…Боренька бежал. Нелепо, врастопырку, загребая лыжами, он мчался к финишу с какой-то бычьей страстью. Шагов за сто он поскользнулся и упал, схватил зубами свалившуюся лыжную шапку, поднялся и рванул вперед, звонко шлепая гоночным пластиком по накатанной колее — большой, лохматый и азартный. Лузгин пристроился на старте, поджидая, и накатившийся Пацаев ударил его палкой по спине, передавая эстафету. Удар был ощутимый, Лузгин даже ругнулся — неслышно в общем гаме — и легко поехал вниз по склону, отталкиваясь двумя руками сразу.
Первый круг он еще как-то пробежал, проехал и проплелся.
Его обгоняли — он откликался на крики «Лыжню!», делал шаг в сторону, пережидая, и снова возвращался в колею. Заканчивая круг, он даже припустил и миновал толпу с приличной скоростью, потом ушел на спуск — и рухнул в снег на повороте. Стоя на четвереньках и елозя лыжами, он понял, что второго круга ему не одолеть.
В лесу, не слишком далеко от старта, с беговой трассы уходил направо слабый лыжный след, Лузгин приметил его еще на первом круге.
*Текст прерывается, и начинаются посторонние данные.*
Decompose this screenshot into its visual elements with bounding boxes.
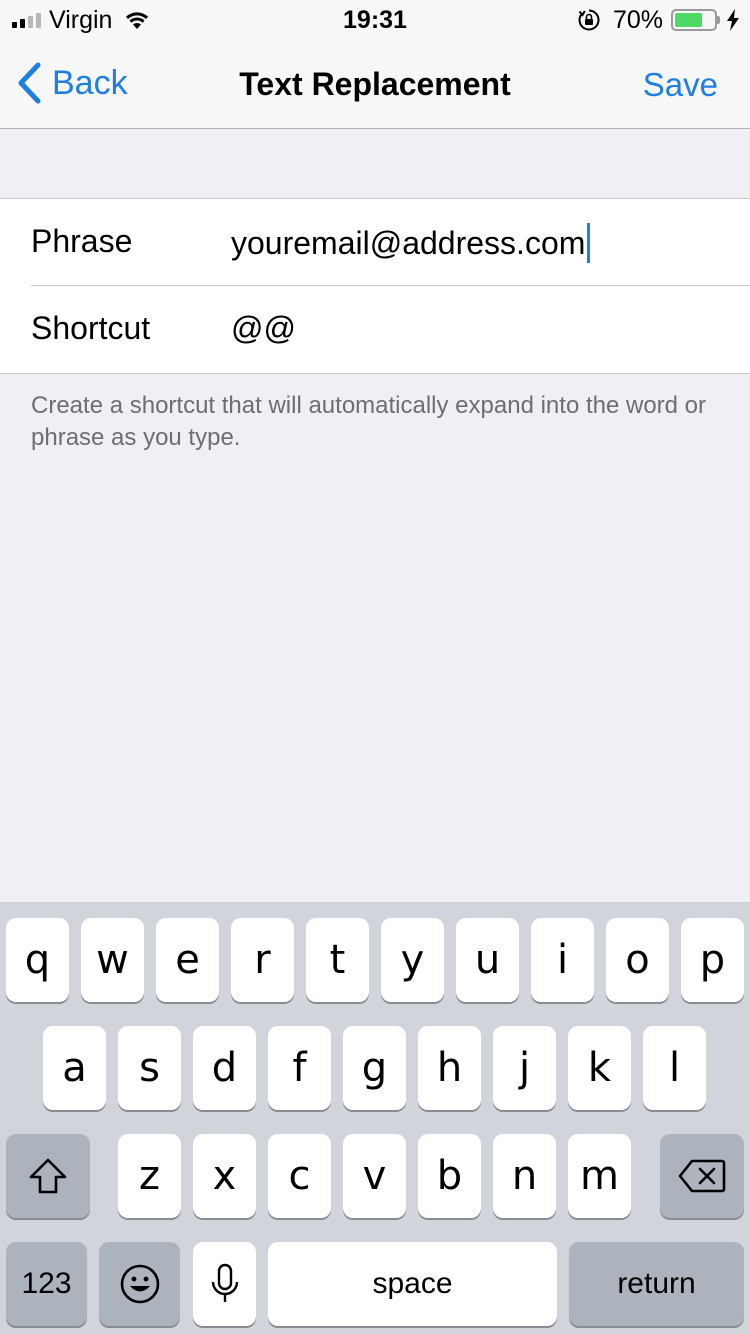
shift-icon: [29, 1158, 67, 1194]
delete-icon: [678, 1159, 726, 1193]
key-b[interactable]: b: [418, 1134, 481, 1218]
key-q[interactable]: q: [6, 918, 69, 1002]
battery-fill: [675, 13, 702, 27]
key-r[interactable]: r: [231, 918, 294, 1002]
key-d[interactable]: d: [193, 1026, 256, 1110]
back-label: Back: [52, 63, 128, 102]
footer-note: Create a shortcut that will automaticall…: [31, 392, 707, 451]
key-z[interactable]: z: [118, 1134, 181, 1218]
key-j[interactable]: j: [493, 1026, 556, 1110]
return-key[interactable]: return: [569, 1242, 744, 1326]
key-y[interactable]: y: [381, 918, 444, 1002]
key-w[interactable]: w: [81, 918, 144, 1002]
shortcut-field[interactable]: @@: [231, 310, 296, 347]
emoji-key[interactable]: [99, 1242, 180, 1326]
delete-key[interactable]: [660, 1134, 744, 1218]
text-replacement-form: Phrase youremail@address.com Shortcut @@: [0, 198, 750, 374]
chevron-left-icon: [18, 62, 41, 104]
status-right: 70%: [577, 6, 740, 34]
microphone-icon: [211, 1263, 238, 1302]
key-x[interactable]: x: [193, 1134, 256, 1218]
key-g[interactable]: g: [343, 1026, 406, 1110]
phrase-label: Phrase: [31, 223, 133, 259]
phrase-value: youremail@address.com: [231, 224, 586, 261]
phrase-row[interactable]: Phrase youremail@address.com: [0, 199, 750, 286]
emoji-icon: [120, 1264, 159, 1304]
key-n[interactable]: n: [493, 1134, 556, 1218]
shortcut-row[interactable]: Shortcut @@: [0, 286, 750, 373]
shortcut-value: @@: [231, 310, 296, 346]
shortcut-label: Shortcut: [31, 310, 151, 346]
numbers-key[interactable]: 123: [6, 1242, 87, 1326]
key-p[interactable]: p: [681, 918, 744, 1002]
key-e[interactable]: e: [156, 918, 219, 1002]
save-button[interactable]: Save: [643, 66, 718, 104]
key-i[interactable]: i: [531, 918, 594, 1002]
charging-bolt-icon: [727, 9, 739, 31]
battery-tip: [717, 16, 720, 24]
key-h[interactable]: h: [418, 1026, 481, 1110]
key-o[interactable]: o: [606, 918, 669, 1002]
phrase-field[interactable]: youremail@address.com: [231, 223, 591, 263]
key-k[interactable]: k: [568, 1026, 631, 1110]
battery-percent: 70%: [612, 5, 663, 34]
key-t[interactable]: t: [306, 918, 369, 1002]
key-c[interactable]: c: [268, 1134, 331, 1218]
text-cursor: [587, 223, 591, 263]
key-u[interactable]: u: [456, 918, 519, 1002]
key-l[interactable]: l: [643, 1026, 706, 1110]
key-s[interactable]: s: [118, 1026, 181, 1110]
back-button[interactable]: Back: [16, 62, 128, 104]
status-bar: Virgin 19:31 70%: [0, 0, 750, 40]
key-v[interactable]: v: [343, 1134, 406, 1218]
microphone-key[interactable]: [193, 1242, 256, 1326]
key-a[interactable]: a: [43, 1026, 106, 1110]
shift-key[interactable]: [6, 1134, 90, 1218]
keyboard: 123 space return qwertyuiop asdfghjkl zxcv…: [0, 902, 750, 1334]
orientation-lock-icon: [578, 9, 600, 31]
space-key[interactable]: space: [268, 1242, 557, 1326]
navigation-bar: Back Text Replacement Save: [0, 40, 750, 129]
battery-icon: [671, 9, 717, 31]
key-f[interactable]: f: [268, 1026, 331, 1110]
key-m[interactable]: m: [568, 1134, 631, 1218]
Судя по направлению, след должен был пересекать кольцо дистанции почти точно по диаметру. Лузгин оглянулся: на него сноровисто набегала толстенькая женщина в полосатом гоночном трико. Лузгин немного поднажал и уступил лыжню на самом отвороте следа. Женщина прошелестела мимо, шумно дыша носом, Лузгин запомнил номер на ее спине и быстро оглянулся. Трасса позади была пуста. Тогда он резко переступил лыжами направо и побежал по следу так воровато пригибаясь, что самому стало смешно.
Он отдавал себе отчет, что след, виляя, может завести его неведомо куда или вернуть на трассу, сделав петлю, и будет только хуже, но почему-то Лузгин верил человеку, задолго до него сошедшему с лыжни и углубившемуся в лес: наверняка тот знал, что делал. След был нетвердый и проседал под узкими лыжами, а палки и вовсе проваливались в снег до половины, когда Лузгин пытался ускоряться. Он собирался поднажать и пересечь кольцо, а уже там, вблизи трассы, отдыхать в засаде, высматривая женщину с запримеченным номером, но с каждым шагом двигался все медленнее, пока не замер окончательно, прислонившись плечом к большой сосне, последней перед зарослями новых посадок, рассекавших лес широкой полосой. Стирая шапкой пот со лба, он подумал, что тысячу лет не стоял вот так на лыжах посреди леса — один, без курева, с пересохшим ртом и ватными ногами. Он наклонился, зачерпнул перчаткой снег и принялся его жевать, сердито удивляясь, почему тот хрустит, как песок, и совершенно не желает превращаться в воду.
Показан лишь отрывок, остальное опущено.